By Silke Koltrowitz and John Revill
ZURICH (Reuters) – Switzerland’s largest ever aid package launched to counter the economic impact of the new coronavirus epidemic should help the country avoid a massive wave of joblessness, the head of the government’s labour department said on Tuesday.
Although the unemployment rate will rise in the weeks ahead, measures like the extended short-time working compensation scheme will ease the burden on companies and workers, Boris Zuercher said.
“I do believe that the short-time working compensation scheme will prove its worth and is already proving its worth,” Zuercher told a call with reporters.
“The measures the government has introduced to extend and improve short-time working should allow us to avoid a massive wave of job cuts.”
Companies employing 1.45 million workers – or nearly 29% of the entire workforce — have applied so far for short-time work compensation, Zuercher said, adding that did not necessarily mean all these people would work shorter hours.

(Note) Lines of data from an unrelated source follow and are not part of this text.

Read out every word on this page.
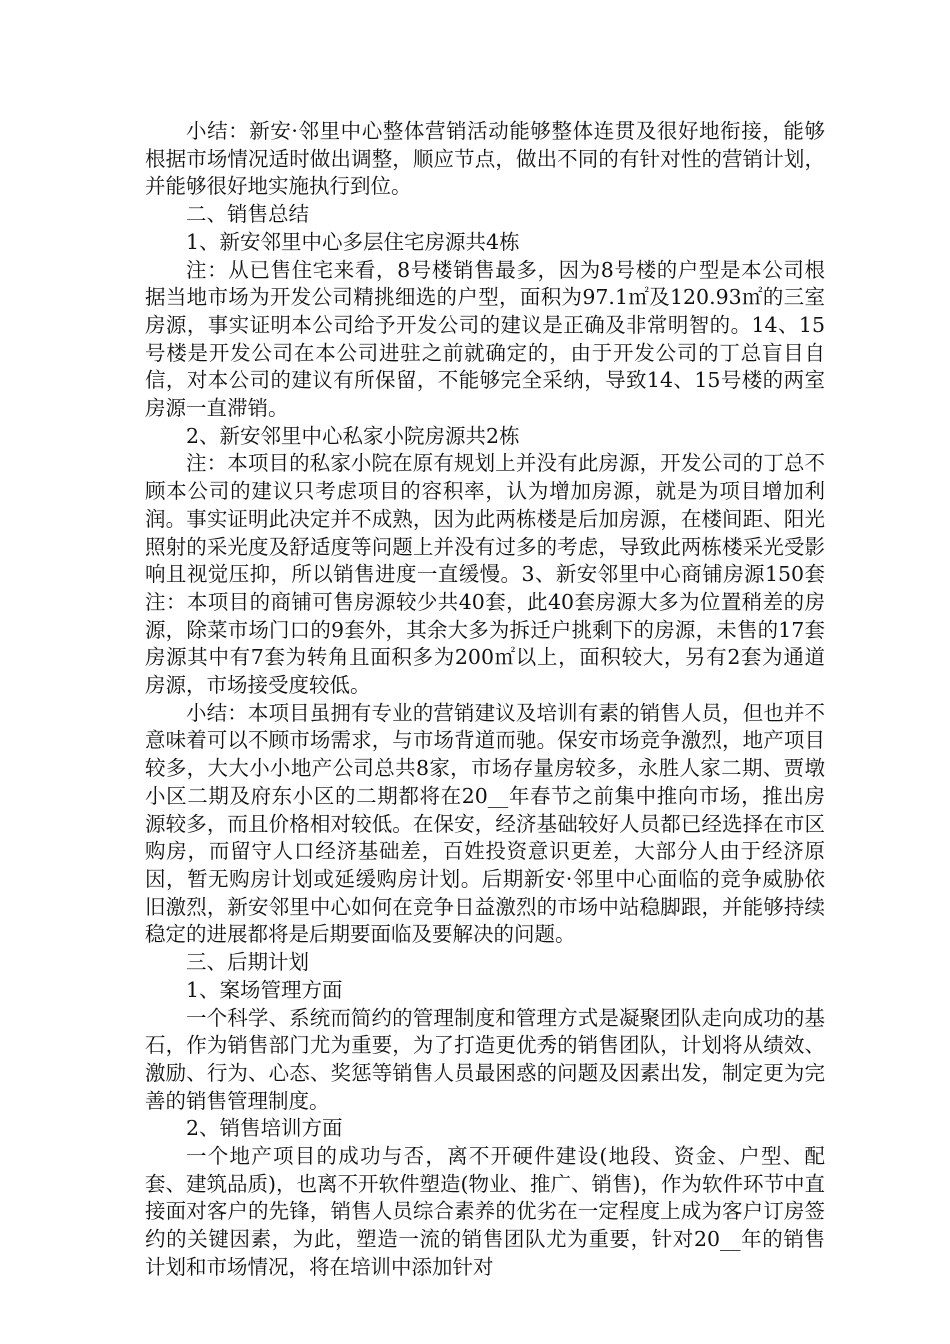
小结：新安·邻里中心整体营销活动能够整体连贯及很好地衔接，能够根据市场情况适时做出调整，顺应节点，做出不同的有针对性的营销计划，并能够很好地实施执行到位。

二、销售总结

1、新安邻里中心多层住宅房源共4栋

注：从已售住宅来看，8号楼销售最多，因为8号楼的户型是本公司根据当地市场为开发公司精挑细选的户型，面积为97.1㎡及120.93㎡的三室房源，事实证明本公司给予开发公司的建议是正确及非常明智的。14、15号楼是开发公司在本公司进驻之前就确定的，由于开发公司的丁总盲目自信，对本公司的建议有所保留，不能够完全采纳，导致14、15号楼的两室房源一直滞销。

2、新安邻里中心私家小院房源共2栋

注：本项目的私家小院在原有规划上并没有此房源，开发公司的丁总不顾本公司的建议只考虑项目的容积率，认为增加房源，就是为项目增加利润。事实证明此决定并不成熟，因为此两栋楼是后加房源，在楼间距、阳光照射的采光度及舒适度等问题上并没有过多的考虑，导致此两栋楼采光受影响且视觉压抑，所以销售进度一直缓慢。3、新安邻里中心商铺房源150套注：本项目的商铺可售房源较少共40套，此40套房源大多为位置稍差的房源，除菜市场门口的9套外，其余大多为拆迁户挑剩下的房源，未售的17套房源其中有7套为转角且面积多为200㎡以上，面积较大，另有2套为通道房源，市场接受度较低。

小结：本项目虽拥有专业的营销建议及培训有素的销售人员，但也并不意味着可以不顾市场需求，与市场背道而驰。保安市场竞争激烈，地产项目较多，大大小小地产公司总共8家，市场存量房较多，永胜人家二期、贾墩小区二期及府东小区的二期都将在20__年春节之前集中推向市场，推出房源较多，而且价格相对较低。在保安，经济基础较好人员都已经选择在市区购房，而留守人口经济基础差，百姓投资意识更差，大部分人由于经济原因，暂无购房计划或延缓购房计划。后期新安·邻里中心面临的竞争威胁依旧激烈，新安邻里中心如何在竞争日益激烈的市场中站稳脚跟，并能够持续稳定的进展都将是后期要面临及要解决的问题。

三、后期计划

1、案场管理方面

一个科学、系统而简约的管理制度和管理方式是凝聚团队走向成功的基石，作为销售部门尤为重要，为了打造更优秀的销售团队，计划将从绩效、激励、行为、心态、奖惩等销售人员最困惑的问题及因素出发，制定更为完善的销售管理制度。

2、销售培训方面

一个地产项目的成功与否，离不开硬件建设(地段、资金、户型、配套、建筑品质)，也离不开软件塑造(物业、推广、销售)，作为软件环节中直接面对客户的先锋，销售人员综合素养的优劣在一定程度上成为客户订房签约的关键因素，为此，塑造一流的销售团队尤为重要，针对20__年的销售计划和市场情况，将在培训中添加针对
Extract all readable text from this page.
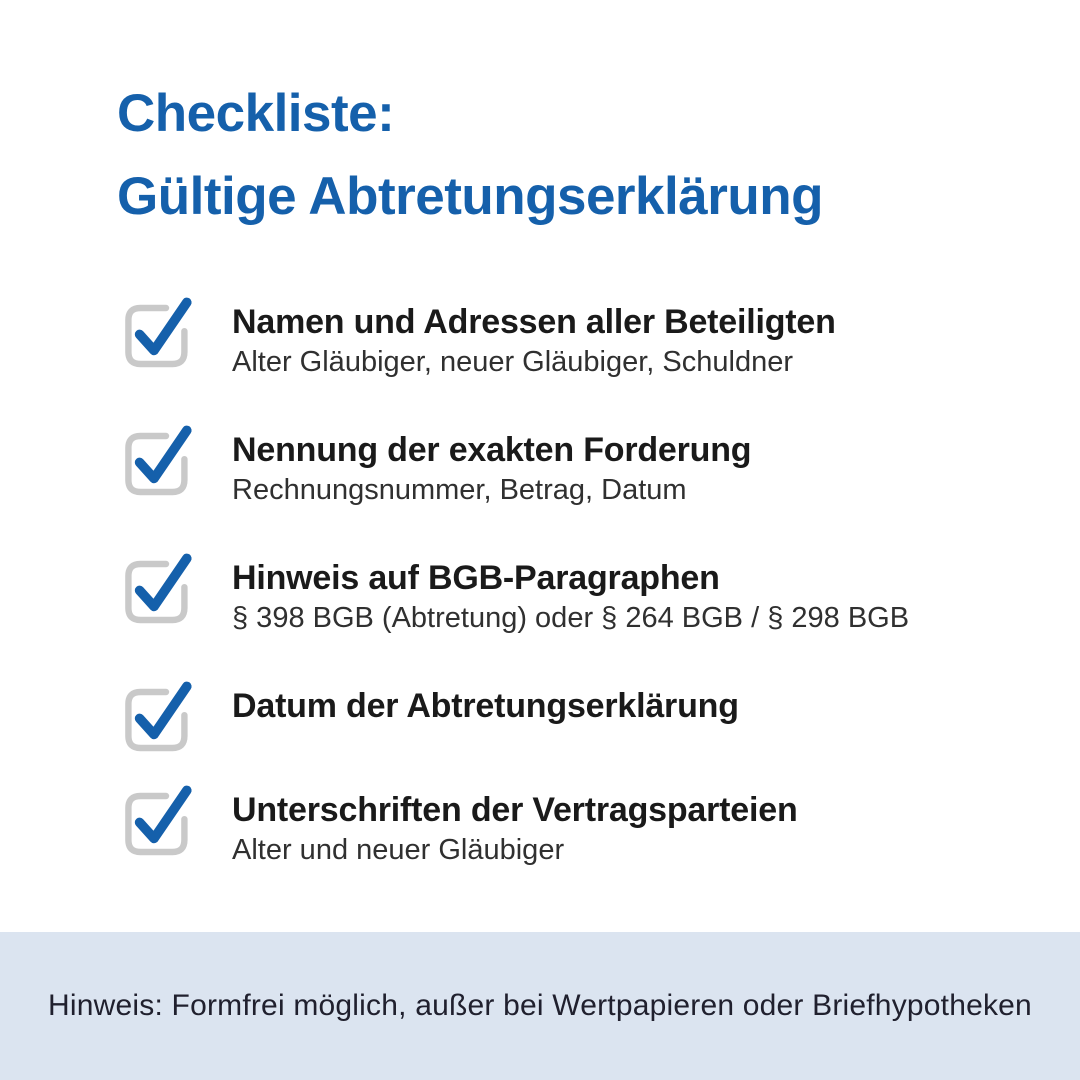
Checkliste:
Gültige Abtretungserklärung
Namen und Adressen aller Beteiligten
Alter Gläubiger, neuer Gläubiger, Schuldner
Nennung der exakten Forderung
Rechnungsnummer, Betrag, Datum
Hinweis auf BGB-Paragraphen
§ 398 BGB (Abtretung) oder § 264 BGB / § 298 BGB
Datum der Abtretungserklärung
Unterschriften der Vertragsparteien
Alter und neuer Gläubiger
Hinweis: Formfrei möglich, außer bei Wertpapieren oder Briefhypotheken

Under the so-called “Kurzarbeit” scheme – part of Switzerland’s 62 billion Swiss franc ($63.7 billion) aid package – employees get 80% of their wages from the government. The aim was to remove the burden of paying wages from companies, so they could ramp up employment again after the crisis.
“The point of short-time working is to avoid job losses and stabilise the situation,” Zuercher said.
Switzerland’s jobless rate rose to 2.9% in March from 2.5% in February.
The number of registered unemployed increased to 135,624 in March from 117,822 in February.
The rise was not comparable with countries like the United States, which do not have a short-time working scheme, Zuercher said. The U.S. unemployment rate has been forecast to rise past 10% in the second quarter.
Restaurants and hotels have been particularly badly hit in Switzerland, accounting for 20% of job losses in March, as the government ordered shutdowns of bars, cafes and restaurants to help curb the spread of the virus.
Other areas seeing an increase in short-time work have been trade, building, and health workers not employed in hospitals like physiotherapists.
Zuercher said he expected unemployment to increase, especially if the crisis was prolonged.
The Swiss government and other forecasters have already predicted a recession for 2020 due to the epidemic.
“The longer this situation lasts, the harder it is to get out. If it continues like this for another three or four months, it will also affect solvent companies,” Zuercher said.